The prevalence of these misconceptions is interesting for a number of reasons, but most significantly it reveals an unwillingness on the part of the general population to consider asexuality a legitimate sexual orientation. The extent of the conflation of sexual attraction and sexual action with regards to asexuality is something you rarely see in the conversation around other sexual orientations (and don’t even get me started on the conflation of sexual conservatism with social and political conservatism – it’s a whole other thing).
But the most distressing part of the report comes from where it considers how asexuality interacts with the work environment. 49% of asexual people are not open with work colleagues in comparison with 18% of all LGBTQIA+ people. Part of this gulf in openness is the natural biproduct of sexualised work environments. At best, informal sexualised banter among work colleagues can lead to asexual people feeling isolated. At worst, some describe moments when they were assaulted upon disclosing their asexuality. Once again, this is violence that asexual people are not legally protected against, and indeed, in this particular case, nothing was done about it. Inappropriate curiosity form work colleagues creating awkward situations might be understandable for some from time to time, but sexual assault certainly is not.
The report has many more parts to it (mental health, smear tests, reproductive health and more), but the messages are clear. Asexual people should be considered as part of conversion therapy bans. Asexual people should be protected as part of the Equality Act (2010). Healthcare professionals should be better trained to provide their services to asexual people. Asexuality should be included within LGBTQIA+ education in schools. We need to build a world where asexual people can live and thrive without having their orientation challenged.

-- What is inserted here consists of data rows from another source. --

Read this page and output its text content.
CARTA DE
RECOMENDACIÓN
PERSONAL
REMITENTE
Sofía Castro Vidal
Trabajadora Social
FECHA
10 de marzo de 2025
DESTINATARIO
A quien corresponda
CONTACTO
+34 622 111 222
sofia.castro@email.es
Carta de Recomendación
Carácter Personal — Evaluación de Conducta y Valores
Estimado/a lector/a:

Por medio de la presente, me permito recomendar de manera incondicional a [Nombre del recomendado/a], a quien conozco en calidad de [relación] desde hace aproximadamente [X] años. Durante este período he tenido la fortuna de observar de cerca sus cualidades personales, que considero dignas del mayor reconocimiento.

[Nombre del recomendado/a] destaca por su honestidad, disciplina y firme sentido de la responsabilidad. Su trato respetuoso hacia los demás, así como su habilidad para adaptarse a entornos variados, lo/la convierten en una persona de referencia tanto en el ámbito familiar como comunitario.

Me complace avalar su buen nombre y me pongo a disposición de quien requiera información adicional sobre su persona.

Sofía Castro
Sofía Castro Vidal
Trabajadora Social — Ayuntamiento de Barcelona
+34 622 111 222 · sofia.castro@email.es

None of these are unreasonable adjustments, and yet people like to pretend they are. I once again bring up the barrage of ridiculous criticism thrown upon Yasmin Benoit for simply bringing these issues up on social media. The general population are convinced that this is a non-issue in spite of the vast evidence to the contrary. Do I think those people are going to actively seek out this report and change their minds accordingly? No, of course not. Do I think that this report is going to have any immediate impact in how the general population views asexuality? Also no. But what I do know is that asexuality is finally being forced to the forefront of the queer conversation. If this report provides follow queer people a framework to consider how they might be complicit in allonormativity and compulsory sexuality, allowing them to interrogate their own position within those institutionally enforced normative expectations, I would say the report would have done its job. It’s up to us to make that change. I reckon we can do it.